If pack runs out of items, it will supply null strings (which are coerced into
zeroes whenever the pack code says so).
The pack code for big-endian (high order byte at the lowest address) is n for 16
bit and N for 32 bit integers. You use these codes if you know that your data comes
from a compliant architecture, but, surprisingly enough, you should also use these pack codes if
you exchange binary data, across the network, with some system that you know next to nothing
about. The simple reason is that this order has been chosen as the network order, and all
standard-fearing programs ought to follow this convention. (This is, of course, a stern backing
for one of the Lilliputian parties and may well influence the political development there.) So,
if the protocol expects you to send a message by sending the length first, followed by just so
many bytes, you could write:
my $buf = pack( 'N', length( $msg ) ) . $msg;
|
|
or even:
my $buf = pack( 'NA*', length( $msg ), $msg );
|
|
and pass $buf to your send routine.
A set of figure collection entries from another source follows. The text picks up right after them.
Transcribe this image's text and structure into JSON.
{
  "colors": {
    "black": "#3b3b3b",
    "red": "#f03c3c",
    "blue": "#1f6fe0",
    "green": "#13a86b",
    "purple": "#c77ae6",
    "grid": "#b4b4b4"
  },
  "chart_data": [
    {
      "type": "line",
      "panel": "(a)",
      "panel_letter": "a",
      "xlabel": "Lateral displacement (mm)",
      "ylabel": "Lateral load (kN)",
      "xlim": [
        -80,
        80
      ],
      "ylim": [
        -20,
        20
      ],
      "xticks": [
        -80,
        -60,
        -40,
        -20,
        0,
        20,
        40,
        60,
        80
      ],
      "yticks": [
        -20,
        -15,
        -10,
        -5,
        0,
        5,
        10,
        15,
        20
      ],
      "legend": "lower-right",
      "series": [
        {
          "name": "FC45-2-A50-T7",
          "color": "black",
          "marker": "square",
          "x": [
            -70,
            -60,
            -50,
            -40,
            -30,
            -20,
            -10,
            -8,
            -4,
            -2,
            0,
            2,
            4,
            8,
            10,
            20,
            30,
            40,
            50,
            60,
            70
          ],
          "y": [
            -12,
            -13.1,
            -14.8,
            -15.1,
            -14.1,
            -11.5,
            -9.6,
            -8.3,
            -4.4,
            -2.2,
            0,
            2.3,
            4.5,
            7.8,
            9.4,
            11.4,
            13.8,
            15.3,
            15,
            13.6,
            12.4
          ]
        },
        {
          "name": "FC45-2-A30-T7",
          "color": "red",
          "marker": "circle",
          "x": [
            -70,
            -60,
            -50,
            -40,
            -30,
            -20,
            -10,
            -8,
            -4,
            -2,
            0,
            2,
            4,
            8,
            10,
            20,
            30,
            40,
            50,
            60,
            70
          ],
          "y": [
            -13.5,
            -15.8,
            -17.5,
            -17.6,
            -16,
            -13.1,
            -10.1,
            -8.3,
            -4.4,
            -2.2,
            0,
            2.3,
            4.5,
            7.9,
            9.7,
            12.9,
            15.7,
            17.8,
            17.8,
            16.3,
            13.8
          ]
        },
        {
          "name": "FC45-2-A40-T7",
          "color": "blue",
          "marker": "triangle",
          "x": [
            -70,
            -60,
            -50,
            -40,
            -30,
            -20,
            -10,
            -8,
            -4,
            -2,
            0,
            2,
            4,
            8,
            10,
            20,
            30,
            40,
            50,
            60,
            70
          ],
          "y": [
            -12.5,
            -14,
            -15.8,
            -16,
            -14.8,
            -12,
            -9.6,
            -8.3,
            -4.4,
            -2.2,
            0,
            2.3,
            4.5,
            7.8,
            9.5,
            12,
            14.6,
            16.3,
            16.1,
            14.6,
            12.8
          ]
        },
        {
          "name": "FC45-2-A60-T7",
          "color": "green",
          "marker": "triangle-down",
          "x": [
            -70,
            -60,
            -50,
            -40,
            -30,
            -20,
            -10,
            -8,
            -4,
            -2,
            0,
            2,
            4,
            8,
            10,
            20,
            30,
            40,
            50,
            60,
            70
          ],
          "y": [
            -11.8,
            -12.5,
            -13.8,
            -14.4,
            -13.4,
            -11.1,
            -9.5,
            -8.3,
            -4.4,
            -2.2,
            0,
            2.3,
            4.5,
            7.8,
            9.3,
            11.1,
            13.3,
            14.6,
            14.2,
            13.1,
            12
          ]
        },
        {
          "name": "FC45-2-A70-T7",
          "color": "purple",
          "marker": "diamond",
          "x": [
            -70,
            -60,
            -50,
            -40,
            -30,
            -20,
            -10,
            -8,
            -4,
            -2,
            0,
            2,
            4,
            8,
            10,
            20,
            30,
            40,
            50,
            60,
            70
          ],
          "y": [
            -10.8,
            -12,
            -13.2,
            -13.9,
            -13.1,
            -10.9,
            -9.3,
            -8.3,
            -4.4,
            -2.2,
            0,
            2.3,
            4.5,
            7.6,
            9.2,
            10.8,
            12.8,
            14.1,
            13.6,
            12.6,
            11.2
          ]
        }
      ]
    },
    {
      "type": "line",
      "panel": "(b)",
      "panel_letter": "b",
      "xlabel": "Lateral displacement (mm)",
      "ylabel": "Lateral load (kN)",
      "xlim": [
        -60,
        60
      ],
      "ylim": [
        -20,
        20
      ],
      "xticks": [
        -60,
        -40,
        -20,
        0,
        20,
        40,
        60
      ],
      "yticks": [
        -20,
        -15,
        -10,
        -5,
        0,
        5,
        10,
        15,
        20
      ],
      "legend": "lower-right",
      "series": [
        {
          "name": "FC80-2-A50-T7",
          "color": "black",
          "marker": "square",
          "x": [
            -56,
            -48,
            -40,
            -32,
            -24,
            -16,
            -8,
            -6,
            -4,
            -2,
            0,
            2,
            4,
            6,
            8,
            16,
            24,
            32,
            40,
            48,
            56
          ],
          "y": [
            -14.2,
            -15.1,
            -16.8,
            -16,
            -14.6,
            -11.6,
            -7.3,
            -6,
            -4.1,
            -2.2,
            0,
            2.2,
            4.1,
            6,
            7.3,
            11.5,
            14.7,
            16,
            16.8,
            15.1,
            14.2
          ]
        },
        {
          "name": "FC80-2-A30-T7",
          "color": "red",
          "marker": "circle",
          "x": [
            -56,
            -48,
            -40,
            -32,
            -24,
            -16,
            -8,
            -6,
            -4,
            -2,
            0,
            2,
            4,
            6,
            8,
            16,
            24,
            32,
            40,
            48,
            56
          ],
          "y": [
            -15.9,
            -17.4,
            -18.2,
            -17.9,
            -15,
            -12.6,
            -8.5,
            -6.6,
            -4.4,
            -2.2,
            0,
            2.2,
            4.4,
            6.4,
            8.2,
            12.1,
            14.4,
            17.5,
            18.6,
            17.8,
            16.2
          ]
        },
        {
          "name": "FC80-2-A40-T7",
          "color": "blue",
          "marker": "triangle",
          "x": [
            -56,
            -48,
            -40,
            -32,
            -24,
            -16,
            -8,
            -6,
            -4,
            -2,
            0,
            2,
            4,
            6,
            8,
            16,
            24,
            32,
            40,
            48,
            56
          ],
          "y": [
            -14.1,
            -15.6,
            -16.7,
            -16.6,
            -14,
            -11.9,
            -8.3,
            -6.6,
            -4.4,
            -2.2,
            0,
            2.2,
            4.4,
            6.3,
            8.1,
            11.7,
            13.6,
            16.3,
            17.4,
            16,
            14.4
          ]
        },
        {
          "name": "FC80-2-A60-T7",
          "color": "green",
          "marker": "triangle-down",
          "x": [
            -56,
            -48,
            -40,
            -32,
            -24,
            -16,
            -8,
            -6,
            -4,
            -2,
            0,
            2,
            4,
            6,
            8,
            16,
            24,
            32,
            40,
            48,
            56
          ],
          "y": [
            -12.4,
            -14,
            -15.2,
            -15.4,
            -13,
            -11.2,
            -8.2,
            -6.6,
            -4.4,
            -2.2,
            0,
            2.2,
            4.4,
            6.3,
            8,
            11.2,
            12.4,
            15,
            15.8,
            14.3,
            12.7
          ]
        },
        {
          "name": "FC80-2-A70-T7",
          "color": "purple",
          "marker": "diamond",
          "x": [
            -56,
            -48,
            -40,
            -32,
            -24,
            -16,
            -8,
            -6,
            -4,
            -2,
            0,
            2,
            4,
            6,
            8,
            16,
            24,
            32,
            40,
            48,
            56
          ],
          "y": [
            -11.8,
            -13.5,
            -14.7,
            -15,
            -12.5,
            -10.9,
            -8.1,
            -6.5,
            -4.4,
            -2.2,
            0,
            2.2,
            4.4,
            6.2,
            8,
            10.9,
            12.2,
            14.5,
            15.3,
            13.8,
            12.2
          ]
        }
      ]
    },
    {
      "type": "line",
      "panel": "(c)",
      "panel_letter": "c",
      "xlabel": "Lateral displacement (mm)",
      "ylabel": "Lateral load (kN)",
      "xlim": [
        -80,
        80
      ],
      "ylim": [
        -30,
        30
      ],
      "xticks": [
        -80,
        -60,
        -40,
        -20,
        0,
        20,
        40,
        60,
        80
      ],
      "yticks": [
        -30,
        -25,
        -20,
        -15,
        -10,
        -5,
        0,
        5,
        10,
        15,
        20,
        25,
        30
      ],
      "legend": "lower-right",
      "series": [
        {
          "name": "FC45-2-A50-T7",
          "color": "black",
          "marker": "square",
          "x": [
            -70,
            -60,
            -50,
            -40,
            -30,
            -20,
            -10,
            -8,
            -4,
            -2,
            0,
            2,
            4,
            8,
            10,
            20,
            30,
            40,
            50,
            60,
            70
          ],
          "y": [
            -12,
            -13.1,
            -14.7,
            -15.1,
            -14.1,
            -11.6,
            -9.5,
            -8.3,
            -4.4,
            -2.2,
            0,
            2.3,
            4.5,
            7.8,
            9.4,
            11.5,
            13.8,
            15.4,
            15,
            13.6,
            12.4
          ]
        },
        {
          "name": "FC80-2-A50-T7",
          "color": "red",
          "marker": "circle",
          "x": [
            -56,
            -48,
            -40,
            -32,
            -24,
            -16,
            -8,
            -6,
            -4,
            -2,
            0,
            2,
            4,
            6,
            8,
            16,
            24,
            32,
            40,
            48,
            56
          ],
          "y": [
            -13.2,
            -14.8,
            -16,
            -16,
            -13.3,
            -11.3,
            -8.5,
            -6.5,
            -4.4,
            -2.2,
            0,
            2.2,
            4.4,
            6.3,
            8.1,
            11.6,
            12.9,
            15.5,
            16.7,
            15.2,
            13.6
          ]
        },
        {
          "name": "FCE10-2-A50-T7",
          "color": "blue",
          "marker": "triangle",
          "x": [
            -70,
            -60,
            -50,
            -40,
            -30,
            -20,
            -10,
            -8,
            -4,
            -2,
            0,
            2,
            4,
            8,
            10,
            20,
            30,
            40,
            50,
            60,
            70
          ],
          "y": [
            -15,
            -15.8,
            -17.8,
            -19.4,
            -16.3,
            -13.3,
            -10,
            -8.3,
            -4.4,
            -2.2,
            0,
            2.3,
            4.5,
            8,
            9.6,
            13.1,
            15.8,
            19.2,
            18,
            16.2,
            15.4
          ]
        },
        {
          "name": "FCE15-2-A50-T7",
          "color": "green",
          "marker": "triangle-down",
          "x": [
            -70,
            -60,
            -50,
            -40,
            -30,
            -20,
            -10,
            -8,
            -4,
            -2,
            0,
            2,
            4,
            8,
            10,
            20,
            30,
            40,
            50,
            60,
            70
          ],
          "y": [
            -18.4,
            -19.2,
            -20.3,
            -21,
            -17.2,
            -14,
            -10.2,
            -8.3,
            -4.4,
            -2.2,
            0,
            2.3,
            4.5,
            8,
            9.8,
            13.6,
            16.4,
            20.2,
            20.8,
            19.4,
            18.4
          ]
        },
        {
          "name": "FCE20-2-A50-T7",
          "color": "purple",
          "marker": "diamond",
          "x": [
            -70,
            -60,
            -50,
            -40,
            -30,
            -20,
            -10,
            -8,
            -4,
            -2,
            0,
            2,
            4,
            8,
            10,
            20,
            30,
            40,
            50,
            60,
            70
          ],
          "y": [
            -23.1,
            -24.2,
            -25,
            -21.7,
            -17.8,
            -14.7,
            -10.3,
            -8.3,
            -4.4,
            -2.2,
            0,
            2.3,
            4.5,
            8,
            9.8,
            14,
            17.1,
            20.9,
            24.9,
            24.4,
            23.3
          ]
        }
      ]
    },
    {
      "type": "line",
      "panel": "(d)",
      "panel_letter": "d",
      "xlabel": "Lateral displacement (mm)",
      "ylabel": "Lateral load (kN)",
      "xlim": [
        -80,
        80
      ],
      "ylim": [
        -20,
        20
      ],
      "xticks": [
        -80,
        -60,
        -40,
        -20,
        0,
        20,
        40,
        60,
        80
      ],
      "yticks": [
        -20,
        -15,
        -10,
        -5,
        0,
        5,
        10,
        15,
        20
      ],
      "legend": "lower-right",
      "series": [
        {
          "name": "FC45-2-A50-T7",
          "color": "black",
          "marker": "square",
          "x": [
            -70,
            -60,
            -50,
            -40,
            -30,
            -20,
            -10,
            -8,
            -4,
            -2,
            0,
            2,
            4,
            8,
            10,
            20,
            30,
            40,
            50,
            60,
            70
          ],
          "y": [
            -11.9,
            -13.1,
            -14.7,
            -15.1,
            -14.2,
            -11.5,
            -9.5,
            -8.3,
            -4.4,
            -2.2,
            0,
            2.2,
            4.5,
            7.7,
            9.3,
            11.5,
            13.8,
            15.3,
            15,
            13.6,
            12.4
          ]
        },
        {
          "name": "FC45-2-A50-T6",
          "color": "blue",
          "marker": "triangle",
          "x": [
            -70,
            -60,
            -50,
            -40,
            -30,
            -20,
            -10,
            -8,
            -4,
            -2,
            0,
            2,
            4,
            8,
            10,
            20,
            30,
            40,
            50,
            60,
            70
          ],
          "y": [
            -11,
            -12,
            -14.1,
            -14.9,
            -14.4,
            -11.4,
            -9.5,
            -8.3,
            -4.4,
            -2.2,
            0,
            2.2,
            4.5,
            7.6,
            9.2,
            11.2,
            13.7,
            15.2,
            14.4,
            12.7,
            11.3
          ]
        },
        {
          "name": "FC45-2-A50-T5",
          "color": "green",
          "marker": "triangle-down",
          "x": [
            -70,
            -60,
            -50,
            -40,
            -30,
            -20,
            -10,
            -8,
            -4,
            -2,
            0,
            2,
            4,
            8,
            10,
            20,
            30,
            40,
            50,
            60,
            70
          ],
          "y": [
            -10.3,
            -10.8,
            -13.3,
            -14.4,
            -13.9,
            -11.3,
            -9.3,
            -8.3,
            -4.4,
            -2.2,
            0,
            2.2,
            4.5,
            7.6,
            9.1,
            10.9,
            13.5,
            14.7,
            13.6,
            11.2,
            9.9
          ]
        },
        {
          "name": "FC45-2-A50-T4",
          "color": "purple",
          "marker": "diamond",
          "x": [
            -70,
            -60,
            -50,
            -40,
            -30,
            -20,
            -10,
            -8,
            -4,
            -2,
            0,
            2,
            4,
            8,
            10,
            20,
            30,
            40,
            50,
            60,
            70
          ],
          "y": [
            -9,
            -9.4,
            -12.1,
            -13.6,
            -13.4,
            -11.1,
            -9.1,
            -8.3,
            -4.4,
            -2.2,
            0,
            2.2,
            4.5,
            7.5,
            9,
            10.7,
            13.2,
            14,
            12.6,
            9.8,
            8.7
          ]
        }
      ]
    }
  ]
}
Some protocols demand that the count should
include the length of the count itself: then just add 4 to the data length. (But make sure to
read "Lengths and Widths" before you really code
this!)
For packing floating point numbers you have the choice between the pack codes f
and d which pack into (or unpack from) single-precision or double-precision
representation as it is provided by your system. (There is no such thing as a network
representation for reals, so if you want to send your real numbers across computer boundaries,
you'd better stick to ASCII representation, unless you're absolutely sure what's on the other
end of the line.)
|
|